I believe a real challenge to community at this time in history is to provide legitimate opportunities for younger members to have a voice in the community— especially when looking at issues which directly impact the future of the community. It may be too late to start asking to hear our voice 20 years from now. While I am certainly willing to wait my turn in respect to my elders, I also believe that in community we must strive to listen to all the different voices who have a vested interest in the livelihood of our community. My experience within the Lakota culture has helped me to understand in a new way that each of us sees reality in a different light.
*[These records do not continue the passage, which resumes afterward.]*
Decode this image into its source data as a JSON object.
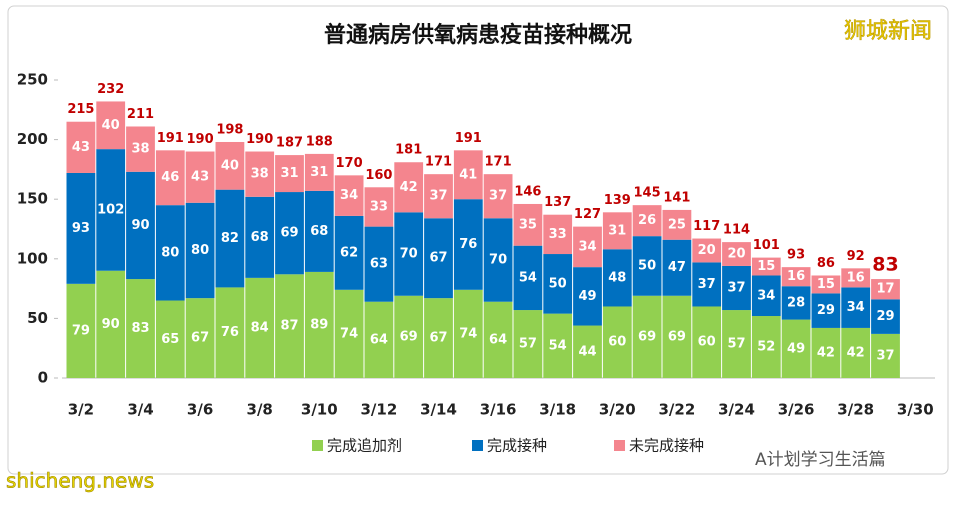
{
  "chart_data": {
    "type": "stacked_bar",
    "title": "普通病房供氧病患疫苗接种概况",
    "watermarks": [
      "狮城新闻",
      "shicheng.news",
      "A计划学习生活篇"
    ],
    "categories": [
      "3/2",
      null,
      "3/4",
      null,
      "3/6",
      null,
      "3/8",
      null,
      "3/10",
      null,
      "3/12",
      null,
      "3/14",
      null,
      "3/16",
      null,
      "3/18",
      null,
      "3/20",
      null,
      "3/22",
      null,
      "3/24",
      null,
      "3/26",
      null,
      "3/28",
      null,
      "3/30"
    ],
    "series": [
      {
        "name": "完成追加剂",
        "color": "#92d050",
        "values": [
          79,
          90,
          83,
          65,
          67,
          76,
          84,
          87,
          89,
          74,
          64,
          69,
          67,
          74,
          64,
          57,
          54,
          44,
          60,
          69,
          69,
          60,
          57,
          52,
          49,
          42,
          42,
          37,
          null
        ]
      },
      {
        "name": "完成接种",
        "color": "#0070c0",
        "values": [
          93,
          102,
          90,
          80,
          80,
          82,
          68,
          69,
          68,
          62,
          63,
          70,
          67,
          76,
          70,
          54,
          50,
          49,
          48,
          50,
          47,
          37,
          37,
          34,
          28,
          29,
          34,
          29,
          null
        ]
      },
      {
        "name": "未完成接种",
        "color": "#f4858e",
        "values": [
          43,
          40,
          38,
          46,
          43,
          40,
          38,
          31,
          31,
          34,
          33,
          42,
          37,
          41,
          37,
          35,
          33,
          34,
          31,
          26,
          25,
          20,
          20,
          15,
          16,
          15,
          16,
          17,
          null
        ]
      }
    ],
    "totals": [
      215,
      232,
      211,
      191,
      190,
      198,
      190,
      187,
      188,
      170,
      160,
      181,
      171,
      191,
      171,
      146,
      137,
      127,
      139,
      145,
      141,
      117,
      114,
      101,
      93,
      86,
      92,
      83,
      null
    ],
    "ylim": [
      0,
      250
    ],
    "yticks": [
      0,
      50,
      100,
      150,
      200,
      250
    ],
    "grid": false,
    "legend": "bottom"
  }
}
While I may not always see things the same way as someone else, being able to hear and respect their perspective helps me to re-evaluate and refine how I perceive reality. This listening to one another in dialogue is a part of my understanding of our call to live the vow of obedience.

Surprises have also been very much a part of my experience of religious life. One of the most treasured surprises I have experienced has been the opportunity to develop significant relationships with sisters I never dreamt I’d feel so close to. It has been a gift to form intergenerational friendships. These have taken shape primarily through living in community with sisters of varying ages. While intergenerational living is not always easy, I have been blessed by some wonderful experiences. I continue to treasure the opportunity I had in preparing for final vows to live with two sisters who were both more than 40 years my senior. They were wonderful examples of the possibility of living faithfully the call to religious life. They also were great wisdom figures for me at a time that I was seeking answers to lots of questions. At the same time they gave me the wings I needed to continue to be the person I was at that stage in my life’s journey. Living with the two of them was a big reason I was able to say yes to this lifestyle—forever. Additionally, friends who are 10 to 20 years older have been mentors; they’re women I continue to look to as role models. I have been graced by their example of living this life well. Additionally, these are my sisters who have challenged me to become my best self. This gift of relationships in community is one I treasure most dearly.

Has community been what I expected? Have I faced unexpected realities? I think I could honestly answer yes and no to both questions. Yes, community has been what I expected and no, it’s not been. It’s usually been much more! What remains most true is that community has been a living, dynamic experience of growth into greater wholeness and holiness for me as I journey with my sisters in mission. It is for me the pearl of great price hidden in a field, which I have found and is worth giving my all to attain. Would I give it up? No way! I’m at home being a School Sister of Notre Dame.

Julie Brandt, SSND is a School Sister of Notre Dame from the Mankato Minn. province. She lives and ministers as principal of St. Bernard Mission School on the Standing Rock Reservation in Fort Yates, N.D. She has been professed for 15 years and currently serves on her province's vocation advisory board.